Dr Robert London

Outpatient Care Made Better

Clinical Psychiatry News - Volume 32, Issue 10, Pages 32-33 (October 2004)

We've all been inundated with propaganda from insurance companies arguing that briefer patient encounters and care provided by people with less training are better for the patient—and the bottom line. But I've got a story to tell: Better care, as you will see, is cheaper than what is currently being offered. Just ask Dr. Carl Eisdorfer.

Dr. Eisdorfer, chairman of the department of psychiatry and behavioral sciences at the University of Miami, has helped to develop an outpatient mental health carve-out program in which experienced psychiatrists deliver direct, weekly treatments to the most seriously at-risk bipolar patients.

In his 9-year-old program, which has involved thousands of patients, he and his colleagues have come up with a wonderful model for better—and cheaper—mental health care.

The key points of managed care go something like this:

? Reduce costs by denying access.

? Use the least expensive professional available.

? Restrict the number of visits, sometimes to only five total visits per year.

? Provide a 1-800 telephone number staffed by a responder with a cookbook script for problems that occur.

Using the managed care approach, Dr. Eisdorfer and his colleagues found that costs mounted and care proved less than adequate. So they took an at-risk bipolar population that usually requires two to three hospitalizations per year and demonstrated that good outpatient care by experienced psychiatrists results in better care and lower costs.

Originally, Dr. Eisdorfer worked with a catchment group of patients in South Florida and found that, with experienced psychiatrists doing 40 outpatient visits per year with high-risk patients, the care—as measured by decreased hospitalizations—was better. In addition, the cost of care was significantly lower.

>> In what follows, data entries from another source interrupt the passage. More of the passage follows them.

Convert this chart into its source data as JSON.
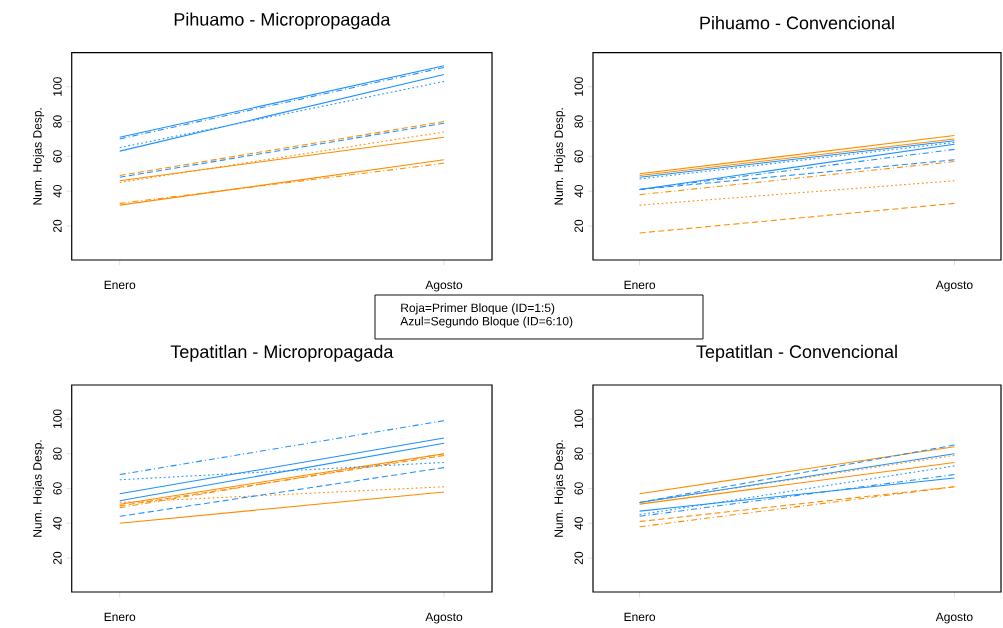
{
  "chart_data": [
    {
      "type": "line",
      "title": "Pihuamo - Micropropagada",
      "ylabel": "Num. Hojas Desp.",
      "categories": [
        "Enero",
        "Agosto"
      ],
      "ylim": [
        0.5,
        119.5
      ],
      "yticks": [
        20,
        40,
        60,
        80,
        100
      ],
      "annotations": [
        "Roja=Primer Bloque (ID=1:5)",
        "Azul=Segundo Bloque (ID=6:10)"
      ],
      "series": [
        {
          "color": "#ff8c00",
          "line_style": "solid",
          "values": [
            46,
            71
          ]
        },
        {
          "color": "#ff8c00",
          "line_style": "dashed",
          "values": [
            49,
            80
          ]
        },
        {
          "color": "#ff8c00",
          "line_style": "dotted",
          "values": [
            45,
            74
          ]
        },
        {
          "color": "#ff8c00",
          "line_style": "dashdot",
          "values": [
            33,
            56
          ]
        },
        {
          "color": "#ff8c00",
          "line_style": "solid",
          "values": [
            32,
            58
          ]
        },
        {
          "color": "#1e90ff",
          "line_style": "solid",
          "values": [
            71,
            112
          ]
        },
        {
          "color": "#1e90ff",
          "line_style": "dashed",
          "values": [
            48,
            79
          ]
        },
        {
          "color": "#1e90ff",
          "line_style": "dotted",
          "values": [
            65,
            103
          ]
        },
        {
          "color": "#1e90ff",
          "line_style": "dashdot",
          "values": [
            70,
            111
          ]
        },
        {
          "color": "#1e90ff",
          "line_style": "solid",
          "values": [
            63,
            107
          ]
        }
      ]
    },
    {
      "type": "line",
      "title": "Pihuamo - Convencional",
      "ylabel": "Num. Hojas Desp.",
      "categories": [
        "Enero",
        "Agosto"
      ],
      "ylim": [
        0.5,
        119.5
      ],
      "yticks": [
        20,
        40,
        60,
        80,
        100
      ],
      "series": [
        {
          "color": "#ff8c00",
          "line_style": "solid",
          "values": [
            50,
            72
          ]
        },
        {
          "color": "#ff8c00",
          "line_style": "dashed",
          "values": [
            16,
            33
          ]
        },
        {
          "color": "#ff8c00",
          "line_style": "dotted",
          "values": [
            32,
            46
          ]
        },
        {
          "color": "#ff8c00",
          "line_style": "dashdot",
          "values": [
            38,
            57
          ]
        },
        {
          "color": "#ff8c00",
          "line_style": "solid",
          "values": [
            49,
            70
          ]
        },
        {
          "color": "#1e90ff",
          "line_style": "solid",
          "values": [
            48,
            69
          ]
        },
        {
          "color": "#1e90ff",
          "line_style": "dashed",
          "values": [
            41,
            58
          ]
        },
        {
          "color": "#1e90ff",
          "line_style": "dotted",
          "values": [
            47,
            68
          ]
        },
        {
          "color": "#1e90ff",
          "line_style": "dashdot",
          "values": [
            41,
            64
          ]
        },
        {
          "color": "#1e90ff",
          "line_style": "solid",
          "values": [
            41,
            67
          ]
        }
      ]
    },
    {
      "type": "line",
      "title": "Tepatitlan - Micropropagada",
      "ylabel": "Num. Hojas Desp.",
      "categories": [
        "Enero",
        "Agosto"
      ],
      "ylim": [
        0.5,
        119.5
      ],
      "yticks": [
        20,
        40,
        60,
        80,
        100
      ],
      "series": [
        {
          "color": "#ff8c00",
          "line_style": "solid",
          "values": [
            51,
            80
          ]
        },
        {
          "color": "#ff8c00",
          "line_style": "dashed",
          "values": [
            50,
            79
          ]
        },
        {
          "color": "#ff8c00",
          "line_style": "dotted",
          "values": [
            52,
            61
          ]
        },
        {
          "color": "#ff8c00",
          "line_style": "dashdot",
          "values": [
            49,
            80
          ]
        },
        {
          "color": "#ff8c00",
          "line_style": "solid",
          "values": [
            40,
            58
          ]
        },
        {
          "color": "#1e90ff",
          "line_style": "solid",
          "values": [
            57,
            89
          ]
        },
        {
          "color": "#1e90ff",
          "line_style": "dashed",
          "values": [
            44,
            72
          ]
        },
        {
          "color": "#1e90ff",
          "line_style": "dotted",
          "values": [
            65,
            75
          ]
        },
        {
          "color": "#1e90ff",
          "line_style": "dashdot",
          "values": [
            68,
            99
          ]
        },
        {
          "color": "#1e90ff",
          "line_style": "solid",
          "values": [
            53,
            86
          ]
        }
      ]
    },
    {
      "type": "line",
      "title": "Tepatitlan - Convencional",
      "ylabel": "Num. Hojas Desp.",
      "categories": [
        "Enero",
        "Agosto"
      ],
      "ylim": [
        0.5,
        119.5
      ],
      "yticks": [
        20,
        40,
        60,
        80,
        100
      ],
      "series": [
        {
          "color": "#ff8c00",
          "line_style": "solid",
          "values": [
            57,
            84
          ]
        },
        {
          "color": "#ff8c00",
          "line_style": "dashed",
          "values": [
            41,
            61
          ]
        },
        {
          "color": "#ff8c00",
          "line_style": "dotted",
          "values": [
            52,
            79
          ]
        },
        {
          "color": "#ff8c00",
          "line_style": "dashdot",
          "values": [
            38,
            61
          ]
        },
        {
          "color": "#ff8c00",
          "line_style": "solid",
          "values": [
            51,
            75
          ]
        },
        {
          "color": "#1e90ff",
          "line_style": "solid",
          "values": [
            52,
            80
          ]
        },
        {
          "color": "#1e90ff",
          "line_style": "dashed",
          "values": [
            52,
            85
          ]
        },
        {
          "color": "#1e90ff",
          "line_style": "dotted",
          "values": [
            45,
            73
          ]
        },
        {
          "color": "#1e90ff",
          "line_style": "dashdot",
          "values": [
            44,
            68
          ]
        },
        {
          "color": "#1e90ff",
          "line_style": "solid",
          "values": [
            47,
            66
          ]
        }
      ]
    }
  ]
}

As this concept of better care became more refined, Dr. Eisdorfer and his colleagues focused on the 60 patients who required the most hospital days per year. As a way of encouraging visits, a telephone reminder system was put in place.

This group of 60 had a total of 171 admissions, which comes to 2.85 admissions per year per person. When those patients were given 40 outpatient visits per year, the number of admissions was reduced to 0.7 admissions per year per person. That is a total of 42 admissions per year, rather than 171. Bed days dropped from 771 to 168 days. The financial savings was tremendous, and the care was better.

The following hypothetical further illustrates my point. Let's say you saw a patient once a week at $100 a visit.

After factoring in vacations and cancellations, you might end up seeing the patient an average of 40 times per year, and that would amount to $4,000. In contrast, three hospitalizations per year, at two weeks per admission and $1,000 per day adds up to $42,000 a year. And that does not take into account the setback for the patient who might have to undergo an additional hospitalization.

So with the best care from psychiatrists, these high-risk patients get the best management at a lower cost: $4,000 a year instead of up to $42,000 a year.

What a revelation: People in the community receiving better care for less. This is good medical thinking, and the care is provided by psychiatrists who understand illness and patients' needs.

On the other hand, the provision of care by less-experienced clinicians is “in the box” economic thinking on a limited, day-to-day, cost-saving basis that, in my mother's words, is simply penny wise and pound foolish, not to mention costly in terms of pain and suffering. The message here is that more intensive care by qualified, experienced doctors doing outpatient work is better and more cost efficient.

The experienced psychiatrists in Dr. Eisdorfer's program are doing the psychopharmacology as well as the psychotherapy. This works better for these patients. The psychiatrist can pick up changes in illness patterns or social situations, make the proper changes, and avoid decompensation and subsequent hospitalization.

Clearly, many patients with less severe illness might benefit from less-intense combined therapy. Some mild to moderate depressions, for example, benefit not only from medicines, but from cognitive-behavioral therapy, behavioral therapy, or insight-oriented psychotherapy alone.

For those kinds of interventions and treatments, the psychiatrist's medical knowledge is not always necessary. Many nonmedical psychotherapists would agree. And often, those psychotherapists are often not comfortable with high-risk patients.

The Psychiatrist's Toolbox is a column dedicated to providing a forum for reflection on clinical experiences, treatment strategies, and education. As such, the column has a great responsibility to foster discussions about medical alternatives aimed at providing excellent and cost-efficient care for our patients.

Dr. Eisdorfer's model shows how we can do it. I'm sure that many medical and surgical models are out there that would provide better and more cost-efficient care if only managed care would get away from the kind of thinking that too often puts patients at greater risk. Most medicine and surgery patients feel the economic squeeze, but our patients feel it worse.

Unnecessary stereotypes remain in mental illness, and the patient population has a difficult time getting a voice for better care.

The work of Dr. Eisdorfer and his colleagues is a great beginning. We need to continue to do more in terms of better care at lower cost.